Let’s review the syntax to produce an EFA on the engineering data using oblimin rotation. We will use iterated PAF extraction, although any method would provide similar results. (See Chapter 2.) We selected oblimin rotation for this data because the factors are known to be correlated. The syntax to run this analysis is presented below.[8]

proc factor data = engdata  nfactors = 2  method = PRINIT  priors = SMC
      rotate = OBLIMIN;
   var EngProb: INTERESTeng: ;
run;

This syntax produces a series of results—within which we can see the four factor loading matrices (discussed above) of particular interest to us. These matrices are presented in Figure 4.2 Factor loading matrices output. Notice how the coefficients in the unrotated factor matrix (in the upper left of the figure) are generally larger in absolute magnitude and more difficult to interpret than the other matrices. Although we expected (and see evidence of) two very clear factors, the unrotated factor loadings do not immediately identify these two separate factors. All 14 items seem to have similar loadings on factor 1 and it is only in combination with the loadings on factor 2 where the two factors separate. If we plot each item in two-dimensional space (as done in Figure 4.1 Example of unrotated and rotated factor loading plot from engineering data), we clearly see the separation; however, rotation can help us interpret these results without plotting.

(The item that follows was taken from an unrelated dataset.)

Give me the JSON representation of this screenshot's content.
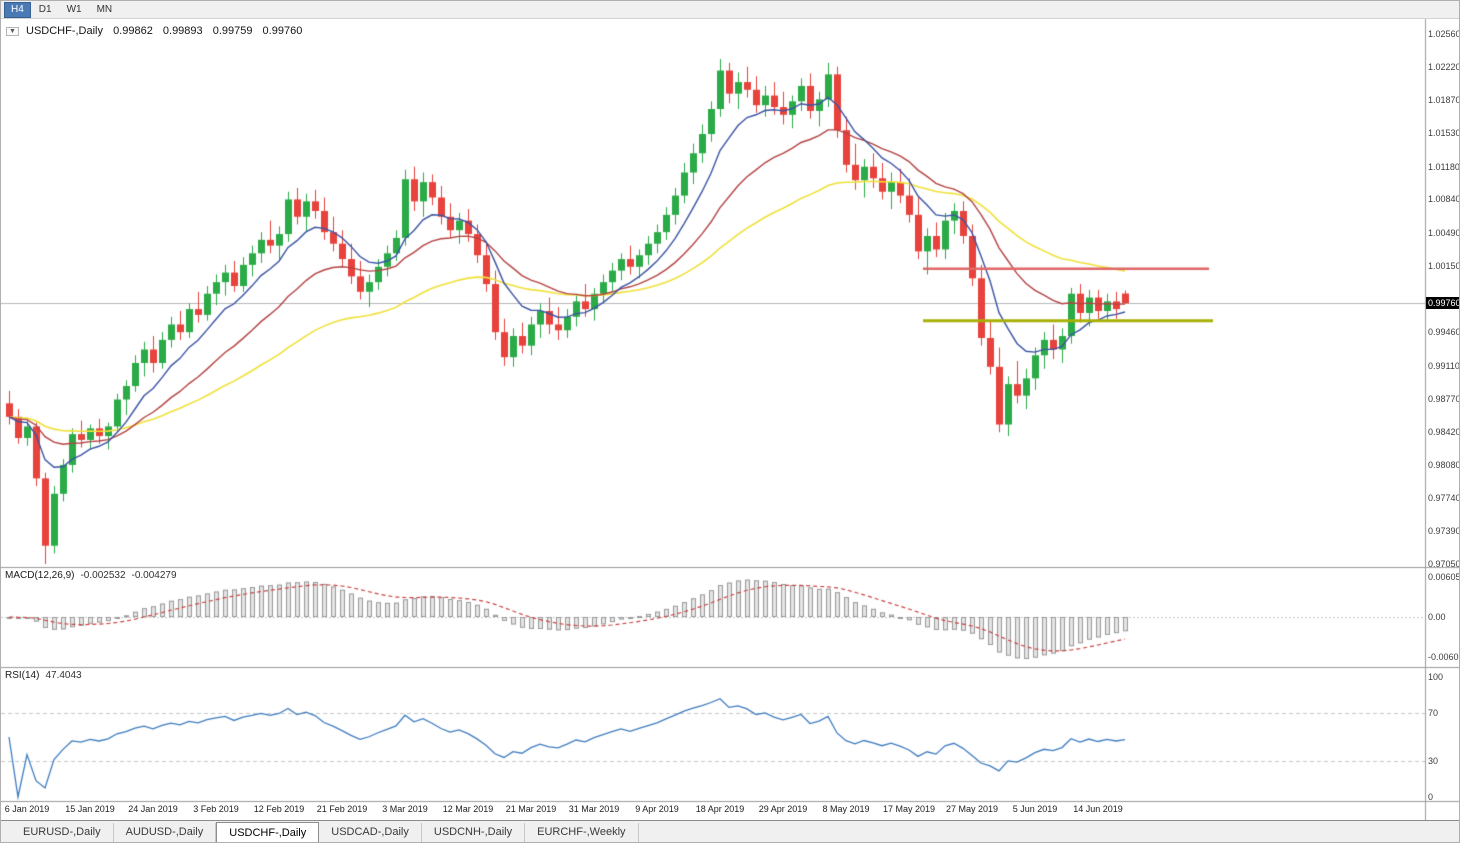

The rotated pattern matrix and the rotated structure matrix (in the upper right and lower right of the figure) support the same two-factor solution proposed in the plot of the unrotated results: the eight engineering problem-solving items load on factor 1, and the six interest items load on factor 2. However, notice that the matrices have slight differences in their factor loadings. The off-factor loadings (e.g., loading of EngProbSolv1 on factor 2) in the rotated structure matrix are higher than those in the rotated pattern matrix. As we stated previously, this is because the structure matrix represents the simple correlation between the item and the factor, but the pattern matrix reflects the unique relationship between the two, holding the other factor constant. The factors in this example analysis are correlated, r = 0.37. Thus, holding one constant removes the shared variance from the analysis and clarifies the unique factor structure. It is important to interpret both in order to diagnose how the correlation between factors might be affecting the results.

The reference structure matrix (in the lower left of the figure) presents a nearly identical picture as the rotated pattern matrix. There are slight differences in the loadings that can be traced to the difference in metric, but it does not tell us anything new. This matrix is not traditionally interpreted, and it is not output by other programs. We present the results below only in order to provide an explanation of the results that you might see. Since it does not provide any information beyond what is provided in the pattern matrix, we will not include it in subsequent examples.